ERIC MADER, the Xerces Society’s Assistant Pollinator Program Director, works to raise awareness of native pollinator conservation techniques among growers and government agencies. His previous work includes the management of a public arboretum, commercial beekeeping, and crop consulting for the native seed industry. Eric has degrees in Japanese language and horticulture, and is an assistant extension professor of entomology at the University of Minnesota.
MATTHEW SHEPHERD has been with the Xerces Society since 1999. He has worked with a wide range of people to promote pollinator conservation in diverse landscapes, and is an author of the Pollinator Conservation Handbook and numerous other publications and articles. Prior to joining the Society, he established a successful community-based conservation program and helped create the award-winning Samphire Hoe nature park in Britain (Matthew is British by birth). He also spent two years in Kenya, working with communities and government agencies to improve the management of the ArabukoSokoke Forest.

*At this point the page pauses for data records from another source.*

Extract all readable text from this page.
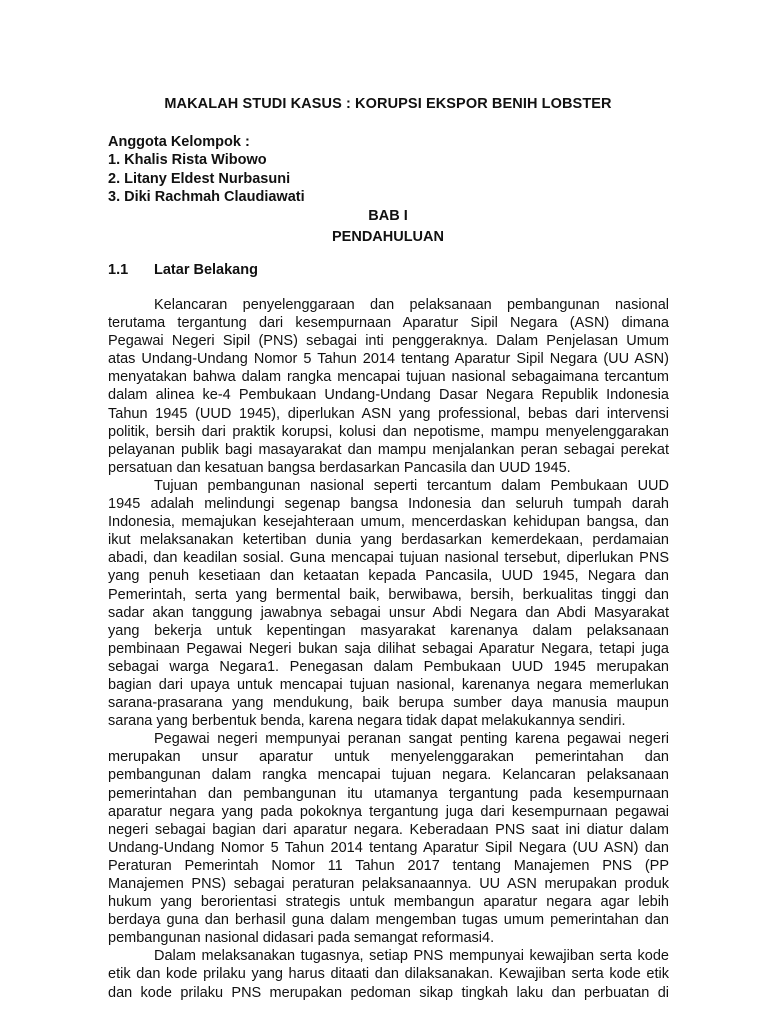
MAKALAH STUDI KASUS : KORUPSI EKSPOR BENIH LOBSTER
Anggota Kelompok :
1. Khalis Rista Wibowo
2. Litany Eldest Nurbasuni
3. Diki Rachmah Claudiawati
BAB I
PENDAHULUAN
1.1 Latar Belakang
Kelancaran penyelenggaraan dan pelaksanaan pembangunan nasional
terutama tergantung dari kesempurnaan Aparatur Sipil Negara (ASN) dimana
Pegawai Negeri Sipil (PNS) sebagai inti penggeraknya. Dalam Penjelasan Umum
atas Undang-Undang Nomor 5 Tahun 2014 tentang Aparatur Sipil Negara (UU ASN)
menyatakan bahwa dalam rangka mencapai tujuan nasional sebagaimana tercantum
dalam alinea ke-4 Pembukaan Undang-Undang Dasar Negara Republik Indonesia
Tahun 1945 (UUD 1945), diperlukan ASN yang professional, bebas dari intervensi
politik, bersih dari praktik korupsi, kolusi dan nepotisme, mampu menyelenggarakan
pelayanan publik bagi masayarakat dan mampu menjalankan peran sebagai perekat
persatuan dan kesatuan bangsa berdasarkan Pancasila dan UUD 1945.
Tujuan pembangunan nasional seperti tercantum dalam Pembukaan UUD
1945 adalah melindungi segenap bangsa Indonesia dan seluruh tumpah darah
Indonesia, memajukan kesejahteraan umum, mencerdaskan kehidupan bangsa, dan
ikut melaksanakan ketertiban dunia yang berdasarkan kemerdekaan, perdamaian
abadi, dan keadilan sosial. Guna mencapai tujuan nasional tersebut, diperlukan PNS
yang penuh kesetiaan dan ketaatan kepada Pancasila, UUD 1945, Negara dan
Pemerintah, serta yang bermental baik, berwibawa, bersih, berkualitas tinggi dan
sadar akan tanggung jawabnya sebagai unsur Abdi Negara dan Abdi Masyarakat
yang bekerja untuk kepentingan masyarakat karenanya dalam pelaksanaan
pembinaan Pegawai Negeri bukan saja dilihat sebagai Aparatur Negara, tetapi juga
sebagai warga Negara1. Penegasan dalam Pembukaan UUD 1945 merupakan
bagian dari upaya untuk mencapai tujuan nasional, karenanya negara memerlukan
sarana-prasarana yang mendukung, baik berupa sumber daya manusia maupun
sarana yang berbentuk benda, karena negara tidak dapat melakukannya sendiri.
Pegawai negeri mempunyai peranan sangat penting karena pegawai negeri
merupakan unsur aparatur untuk menyelenggarakan pemerintahan dan
pembangunan dalam rangka mencapai tujuan negara. Kelancaran pelaksanaan
pemerintahan dan pembangunan itu utamanya tergantung pada kesempurnaan
aparatur negara yang pada pokoknya tergantung juga dari kesempurnaan pegawai
negeri sebagai bagian dari aparatur negara. Keberadaan PNS saat ini diatur dalam
Undang-Undang Nomor 5 Tahun 2014 tentang Aparatur Sipil Negara (UU ASN) dan
Peraturan Pemerintah Nomor 11 Tahun 2017 tentang Manajemen PNS (PP
Manajemen PNS) sebagai peraturan pelaksanaannya. UU ASN merupakan produk
hukum yang berorientasi strategis untuk membangun aparatur negara agar lebih
berdaya guna dan berhasil guna dalam mengemban tugas umum pemerintahan dan
pembangunan nasional didasari pada semangat reformasi4.
Dalam melaksanakan tugasnya, setiap PNS mempunyai kewajiban serta kode
etik dan kode prilaku yang harus ditaati dan dilaksanakan. Kewajiban serta kode etik
dan kode prilaku PNS merupakan pedoman sikap tingkah laku dan perbuatan di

MACE VAUGHAN, Pollinator Program Director for the Xerces Society, earned his master’s degrees in entomology and education from Cornell University. He has studied ground beetles in riparian forests of Utah and the behavior of honey bees in upstate New York, has wrangled insects for two PBS nature documentaries, and has taught a wide range of audiences across the United States about bees, spiders, and butterflies. Mace has led Xerces’ Pollinator Conservation Program since 2003 and also serves as a joint Pollinator Conservation Specialist for the USDA Natural Resources Conservation Service.

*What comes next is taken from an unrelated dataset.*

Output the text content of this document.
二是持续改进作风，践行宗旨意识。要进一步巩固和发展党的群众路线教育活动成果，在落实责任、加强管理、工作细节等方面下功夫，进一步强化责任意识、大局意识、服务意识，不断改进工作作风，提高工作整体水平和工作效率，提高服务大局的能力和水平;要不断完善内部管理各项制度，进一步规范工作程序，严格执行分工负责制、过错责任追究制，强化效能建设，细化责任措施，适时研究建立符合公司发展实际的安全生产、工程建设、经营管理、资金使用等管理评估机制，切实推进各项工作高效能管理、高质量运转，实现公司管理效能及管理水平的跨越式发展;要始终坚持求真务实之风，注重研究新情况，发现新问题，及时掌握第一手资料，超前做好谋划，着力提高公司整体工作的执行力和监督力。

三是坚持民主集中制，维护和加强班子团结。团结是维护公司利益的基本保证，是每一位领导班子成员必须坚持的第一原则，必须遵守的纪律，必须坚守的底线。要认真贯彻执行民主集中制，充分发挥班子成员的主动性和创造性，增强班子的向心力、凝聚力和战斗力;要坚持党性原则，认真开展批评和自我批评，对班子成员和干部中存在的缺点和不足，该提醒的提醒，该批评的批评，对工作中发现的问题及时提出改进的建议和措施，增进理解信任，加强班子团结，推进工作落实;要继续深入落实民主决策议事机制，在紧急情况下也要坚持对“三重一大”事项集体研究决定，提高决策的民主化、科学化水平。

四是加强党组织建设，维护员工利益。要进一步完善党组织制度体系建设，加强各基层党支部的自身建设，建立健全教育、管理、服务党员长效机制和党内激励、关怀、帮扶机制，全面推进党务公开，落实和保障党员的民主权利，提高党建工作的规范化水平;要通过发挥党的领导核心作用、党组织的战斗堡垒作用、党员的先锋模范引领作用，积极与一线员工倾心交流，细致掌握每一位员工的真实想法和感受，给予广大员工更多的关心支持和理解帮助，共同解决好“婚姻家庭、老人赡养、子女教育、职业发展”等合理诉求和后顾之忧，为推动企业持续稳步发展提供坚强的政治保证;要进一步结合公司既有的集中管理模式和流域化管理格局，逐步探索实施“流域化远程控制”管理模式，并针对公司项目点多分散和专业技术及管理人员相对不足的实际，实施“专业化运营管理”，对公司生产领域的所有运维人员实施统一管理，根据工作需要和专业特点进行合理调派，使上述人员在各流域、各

SCOTT HOFFMAN BLACK, the Xerces Society’s Executive Director, has degrees in ecology, plant science, and entomology from Colorado State University. As a researcher, conservationist, and teacher, he has worked with small issues groups and large coalitions advocating science-based conservation. Scott has authored many scientific and popular publications and his work has been featured in newspaper articles, on radio and television, and in two books by the National Geographic Society.
GRETCHEN LEBUHN is a professor of biology at San Francisco State University. As an evolutionary ecologist, Gretchen is interested in the ecology, population biology, evolution, and conservation of plant populations. The broad focus of her research addresses the relationships between environmental and genetic variation, natural selection and fitness, with specific interest in gene flow, adaptation, speciation, demography, and plant-animal interactions. She works on a diversity of projects from field and greenhouse studies of how different ecological factors influence selection to studies of methods in conservation biology. In 2008 Gretchen launched the Great Sunflower Project as a way to gather information about our urban, suburban, and rural bee populations. The project enlists people from across the United States and Canada to plant sunflowers and observe bee visitation, recording the types and numbers of bees present in their area.